Biarawati, sebuah ilustrasi (Foto : Suara)

Dua adik perempuan dari Eyang Kakungku – RM Sutantio Purnowidagdo adalah Biarawati Katolik. Kedua Eyang Putri Alitku itu bernama: Sr. Ursulia dan Sr. Agnesien. Semasa masih sugeng Sr. Ursulia mengabdi di Gereja Katolik Hati Kudus Yesus, Ganjuran, Bantul, Yogyakarta. Sedangkan Sr. Agnesien mengabdi di RS Santo Borromeus, Bandung. Salah satu keponakan Eyang Kakungku , yaitu Budheku – juga menjadi Biarawati Katolik – Sr. Valery namanya, lama tinggal di Belanda dan selanjutnya mengabdi di RS Panti Rapih, Yogyakarta hingga akhir hayatnya. Salah satu Mbakyu Sepupuku dari garis Eyang Putriku R.Ay. Siti Rukiyah , juga seorang Biarawati Katolik, Sr. Yovanni namanya yang saat ini mengabdi di Santo Fransiskus Assisi, Salatiga.

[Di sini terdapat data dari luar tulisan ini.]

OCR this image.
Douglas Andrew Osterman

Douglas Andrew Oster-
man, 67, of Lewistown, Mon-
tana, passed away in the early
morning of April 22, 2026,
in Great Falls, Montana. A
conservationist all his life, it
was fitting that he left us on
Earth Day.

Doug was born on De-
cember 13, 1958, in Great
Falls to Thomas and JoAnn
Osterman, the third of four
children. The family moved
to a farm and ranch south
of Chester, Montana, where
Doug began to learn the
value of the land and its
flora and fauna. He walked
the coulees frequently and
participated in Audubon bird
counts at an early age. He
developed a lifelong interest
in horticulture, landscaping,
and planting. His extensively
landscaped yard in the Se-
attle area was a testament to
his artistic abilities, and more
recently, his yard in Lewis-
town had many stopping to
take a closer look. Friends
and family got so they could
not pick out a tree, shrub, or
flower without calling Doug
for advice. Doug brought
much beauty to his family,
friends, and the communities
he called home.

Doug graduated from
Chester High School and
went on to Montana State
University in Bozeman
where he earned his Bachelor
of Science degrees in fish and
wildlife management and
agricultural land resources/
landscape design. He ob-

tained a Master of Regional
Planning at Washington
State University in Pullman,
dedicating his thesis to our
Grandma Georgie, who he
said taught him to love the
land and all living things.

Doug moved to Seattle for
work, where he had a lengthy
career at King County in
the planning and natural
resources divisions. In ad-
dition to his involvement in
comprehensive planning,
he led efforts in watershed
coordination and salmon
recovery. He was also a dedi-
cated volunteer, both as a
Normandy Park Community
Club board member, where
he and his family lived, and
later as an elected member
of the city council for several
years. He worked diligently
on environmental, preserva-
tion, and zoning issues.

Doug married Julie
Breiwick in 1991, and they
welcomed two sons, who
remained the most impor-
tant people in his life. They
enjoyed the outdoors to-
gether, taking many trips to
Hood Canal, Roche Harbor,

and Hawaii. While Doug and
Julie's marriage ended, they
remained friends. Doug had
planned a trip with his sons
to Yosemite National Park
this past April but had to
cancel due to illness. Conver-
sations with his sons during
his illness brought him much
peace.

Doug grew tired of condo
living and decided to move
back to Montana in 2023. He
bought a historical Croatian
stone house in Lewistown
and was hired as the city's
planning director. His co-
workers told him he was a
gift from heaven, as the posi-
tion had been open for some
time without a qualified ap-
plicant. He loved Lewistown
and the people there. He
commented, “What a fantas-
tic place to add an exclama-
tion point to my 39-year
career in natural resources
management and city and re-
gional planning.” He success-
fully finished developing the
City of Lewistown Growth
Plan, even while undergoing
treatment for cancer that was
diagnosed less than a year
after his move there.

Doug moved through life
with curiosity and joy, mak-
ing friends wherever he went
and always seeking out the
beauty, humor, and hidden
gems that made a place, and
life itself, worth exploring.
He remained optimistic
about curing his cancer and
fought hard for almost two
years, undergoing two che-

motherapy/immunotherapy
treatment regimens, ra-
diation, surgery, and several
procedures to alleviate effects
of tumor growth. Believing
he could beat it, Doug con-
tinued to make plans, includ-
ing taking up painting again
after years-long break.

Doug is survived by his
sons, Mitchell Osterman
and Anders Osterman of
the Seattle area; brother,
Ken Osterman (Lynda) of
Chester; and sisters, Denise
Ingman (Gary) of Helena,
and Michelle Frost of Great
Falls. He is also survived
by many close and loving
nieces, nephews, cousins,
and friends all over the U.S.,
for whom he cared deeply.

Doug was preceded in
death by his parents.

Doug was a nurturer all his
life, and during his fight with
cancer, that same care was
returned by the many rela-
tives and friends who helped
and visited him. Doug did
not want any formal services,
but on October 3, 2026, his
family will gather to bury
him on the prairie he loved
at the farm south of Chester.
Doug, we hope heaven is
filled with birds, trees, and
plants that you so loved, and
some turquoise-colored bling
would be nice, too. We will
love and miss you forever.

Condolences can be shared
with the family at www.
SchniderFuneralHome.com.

Tak pernah sama sekali, kami yang muslim lantas khawatir: “Gawat! Keluarga kita sudah mulai ke-Roma-romaan, nih! Nama-nama dan pakaian Eyang-eyang Putri kita, Budhe kita dan Mbakyu kita sudah mulai ke-Vatikan-vatikanan! Mereka sudah tidak sanggulan, berkebaya dan nyampingan lagi! Parah!”. Sama sekali, tidak pernah!

Pada tahun 1981-1983 aku mengenyam pendidikan di sekolah Katolik SD Mardi Rahayu I Ungaran, yang saat itu dipimpin oleh Sr. Gertrudis. Ketika pertama kali aku diminta untuk memimpin doa di kelas sebelum pelajaran dimulai , aku melafalkan keras-keras: “Robbi zidni ilman, warzuqni fahman! Aamiin!” karena sebagai murid pindahan baru, aku belum mengenal doa-doa Katolik. Suster malah berterimakasih dan tersenyum kepadaku dan sama sekali tidak pernah mengatakan bahwa aku “ke-Arab-araban!”.